One of the solutions to these issues, according to Lupton, is found in his ‘3 Rs’: re-neighbouring, reconciliation, and redistribution. For him, “without a transfusion of new blood, troubled communities will continue to deteriorate as the capable exit in pursuit of better opportunities.” (134) I think we can apply the same principle to dying churches and mission halls in many of our scheme communities. Unless a new generation of committed believers move in, they will die, the doors will be closed, developers will move in, and the last vestiges of gospel light will be snuffed out. Many of these places need blood transfusions. For many more, it is already too late, and in these cases we must plant.
But, we must be careful when it comes to phrases like ‘re-neighbouring’ and its brother, gentrification. Who makes way for the new blood? Who moves aside to make space for the new affluent and talented? Almost inevitably, it is the weakest and the poorest. That’s hard to swallow in our communities that are centuries old. Much wisdom is required here. “For a neighbourhood to flourish, it must retain indigenous leaders (remainers), attract fresh leaders (relocaters), and draw achievers (returners) back to the community.” (136)

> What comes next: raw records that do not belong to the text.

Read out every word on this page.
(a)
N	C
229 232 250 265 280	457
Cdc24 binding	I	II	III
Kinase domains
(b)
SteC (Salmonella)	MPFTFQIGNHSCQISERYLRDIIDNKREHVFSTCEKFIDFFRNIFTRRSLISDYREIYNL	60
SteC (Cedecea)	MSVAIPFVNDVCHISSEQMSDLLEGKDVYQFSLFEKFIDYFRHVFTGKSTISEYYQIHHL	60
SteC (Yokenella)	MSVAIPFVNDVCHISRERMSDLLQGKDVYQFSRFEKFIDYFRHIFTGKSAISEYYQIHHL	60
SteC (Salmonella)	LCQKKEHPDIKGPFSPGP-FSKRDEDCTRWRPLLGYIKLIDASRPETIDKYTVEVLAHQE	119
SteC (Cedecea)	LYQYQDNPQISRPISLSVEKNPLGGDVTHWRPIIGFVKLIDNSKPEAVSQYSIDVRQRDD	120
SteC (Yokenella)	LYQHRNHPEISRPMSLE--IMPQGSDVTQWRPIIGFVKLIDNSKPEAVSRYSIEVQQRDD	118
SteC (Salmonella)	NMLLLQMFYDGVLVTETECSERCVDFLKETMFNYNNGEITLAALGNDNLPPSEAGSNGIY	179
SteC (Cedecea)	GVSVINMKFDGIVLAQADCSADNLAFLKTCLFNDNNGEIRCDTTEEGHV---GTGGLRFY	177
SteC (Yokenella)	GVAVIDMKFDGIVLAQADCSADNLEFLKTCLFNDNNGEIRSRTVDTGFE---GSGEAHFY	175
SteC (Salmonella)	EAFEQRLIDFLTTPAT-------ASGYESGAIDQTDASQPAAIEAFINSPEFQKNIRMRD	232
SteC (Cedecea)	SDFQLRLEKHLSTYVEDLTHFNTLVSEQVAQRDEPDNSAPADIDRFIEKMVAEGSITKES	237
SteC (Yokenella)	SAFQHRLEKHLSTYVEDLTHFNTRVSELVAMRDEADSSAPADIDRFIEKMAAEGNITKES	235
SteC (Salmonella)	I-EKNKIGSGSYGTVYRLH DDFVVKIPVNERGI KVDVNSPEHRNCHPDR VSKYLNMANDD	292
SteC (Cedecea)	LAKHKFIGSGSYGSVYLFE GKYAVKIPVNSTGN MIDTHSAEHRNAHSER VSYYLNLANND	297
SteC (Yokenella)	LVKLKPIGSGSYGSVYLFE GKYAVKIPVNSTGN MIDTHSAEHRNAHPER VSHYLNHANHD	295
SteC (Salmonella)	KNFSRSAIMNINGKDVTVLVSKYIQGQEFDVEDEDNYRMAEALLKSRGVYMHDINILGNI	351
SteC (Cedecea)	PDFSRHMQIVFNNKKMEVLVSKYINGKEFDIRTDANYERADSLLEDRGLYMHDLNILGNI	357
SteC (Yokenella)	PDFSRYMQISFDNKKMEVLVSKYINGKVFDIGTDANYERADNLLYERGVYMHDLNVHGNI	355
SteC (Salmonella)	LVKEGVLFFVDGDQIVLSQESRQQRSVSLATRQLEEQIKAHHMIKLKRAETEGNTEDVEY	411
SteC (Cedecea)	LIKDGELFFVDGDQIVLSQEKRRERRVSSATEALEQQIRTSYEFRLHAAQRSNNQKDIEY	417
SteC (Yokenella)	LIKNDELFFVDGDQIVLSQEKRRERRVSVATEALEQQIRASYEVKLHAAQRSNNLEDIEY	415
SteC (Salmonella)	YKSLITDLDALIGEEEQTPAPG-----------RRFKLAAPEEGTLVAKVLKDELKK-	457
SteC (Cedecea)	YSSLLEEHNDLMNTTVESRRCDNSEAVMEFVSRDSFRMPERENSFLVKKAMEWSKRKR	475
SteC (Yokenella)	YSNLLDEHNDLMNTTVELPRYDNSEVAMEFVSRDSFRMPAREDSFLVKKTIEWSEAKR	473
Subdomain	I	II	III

These are solid principles for church planting and revitalisation, although in a somewhat different order. For the schemes to flourish spiritually, we need a first generation of relocaters (cultural outsiders) and returners (culturally indigenous) who are willing to come in and give all for Christ. They, in turn, must develop a new generation of indigenous converts (remainers) and leaders who, instead of moving out, stay as gospel light to their own communities. That’s the vision of 20schemes. We may not see immediate fruit, but it is a long-term vision which we hope comes to fruition in the coming decades.
His discussion on reconciliation did sound hopeful on paper. In my experience here, it is not always as simple as he made it sound (not his intention, I’m sure). These kinds of things take time in a culture where families hold grudges for generations. Our experience of the schemes is that the new middle class streaming in as a result of gentrification have displaced poor families and started their own housing associations and clubs, leaving the locals to carry on with their own things. In the middle of this we have the new immigrant and emigrant communities who fit in neither group and so retreat into their own cultural ghettos. An ‘us and them’ mentality then prevails across various ethnic and social boundaries. It is the job of the church to sit across all of these boundaries and offer a counter-cultural model that challenges all but welcomes all too. As I all too often remind people, the schemes need more gospel churches, not more churches made up of poor people.
Will you agree with all of his conclusions? Probably not. But you have to respect the fact that this book will help Christians to think, if they will only embrace it. This has to go on your must-read list if you are involved in any kind of ministry to marginalised people. Of course, it is not going to be the final word on ministry in hard places. But, it is another offering to provoke us into thinking about our ministries and how much help or damage they are really doing.